Caloy explains Mrs. Malvar helped him financially when she offered him a job at the school, where he met Linda Jacinto, who is revealed to be the Linda mentioned by Grace earlier. Grace clarifies that she does not have an affair with Edwin as he is gay, while Love Mae turns out to be Caloy's niece following the results of her DNA test. With the problems resolved, Grace and Caloy reaffirm their love for each other, while the girls apologize to Love Mae and Mrs. Malvar. Tina Marie comes out as a lesbian and renames herself Toti Marie.

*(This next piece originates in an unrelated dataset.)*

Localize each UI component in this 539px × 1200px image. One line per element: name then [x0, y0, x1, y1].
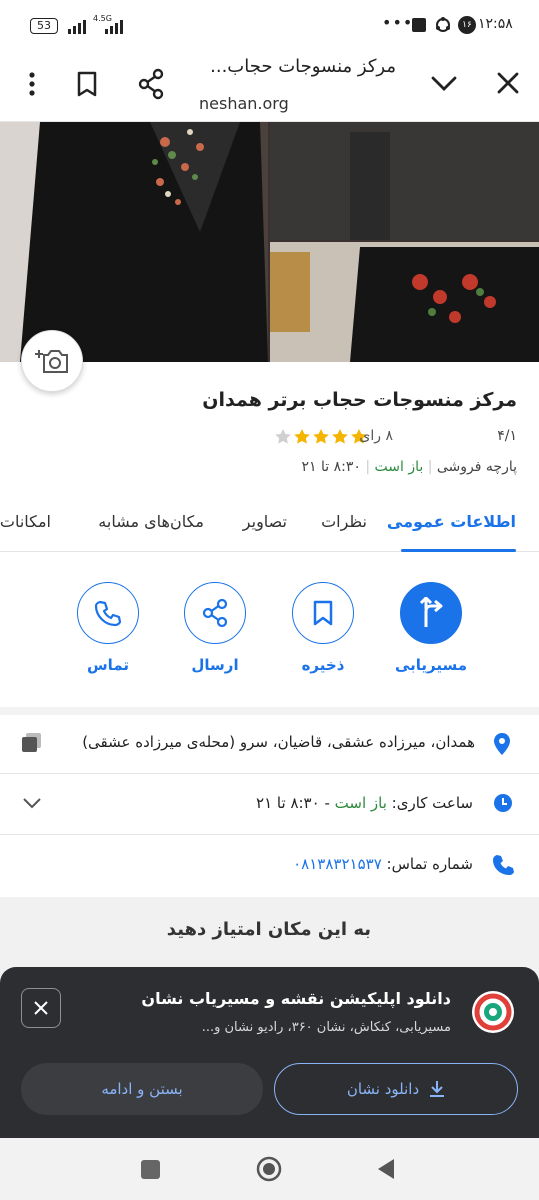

In the present, CJ confesses that he almost cheated on his wife Princess. His sisters urge him to come clean and ask her forgiveness, while reminding him of their love.

==Cast==

- Main cast
- Charlie Dizon as young Teddie
- Alexa Ilacad as young Bobbie
- Gillian Vicencio as young Alex
- Belle Mariano as young Gabbie

- Supporting cast

- Special Participation
- Toni Gonzaga as Theodora Grace "Teddie" Salazar-Teodoro (Frodo Teodoro's wife)
- Bea Alonzo as Roberta Olivia "Bobbie" Salazar-Harris (Tristan Harris's wife and Trixie Harris's stepmother)
- Angel Locsin as Dir. Alexandra Camille "Alex" Salazar (a film director)
- Shaina Magdayao as Gabriella Sophia "Gabbie" Salazar
- Enchong Dee as Carlos Jose "CJ / Reb-Reb" Salazar (Princess Antoinette May Bayag-Salazar's husband)
- Freddie Webb as Grace's father (shown in the movie in a still picture with Grace's mother Ibiang)

==Soundtrack==

| No. | Title | Performer(s) | Length |
|---|---|---|---|
| 1. | "Maligaya ang Buhay - From "Four Sisters Before the Wedding" | Inigo Pascual | 3:01 |
| 2. | "Let Go Of Your Heart - Movie Version" | Unit 406 | 5:00 |
| 3. | "Mahal Kong Maria" | Unit 406 | 4:03 |
| 4. | "Maligaya Ang Buhay - Christmas Remix" | Inigo Pascual | 3:11 |
| Total length: |  |  | 15:25 |

==Production==
On February 27, 2020, Star Cinema announced that the 2013 movie Four Sisters and a Wedding would have a prequel.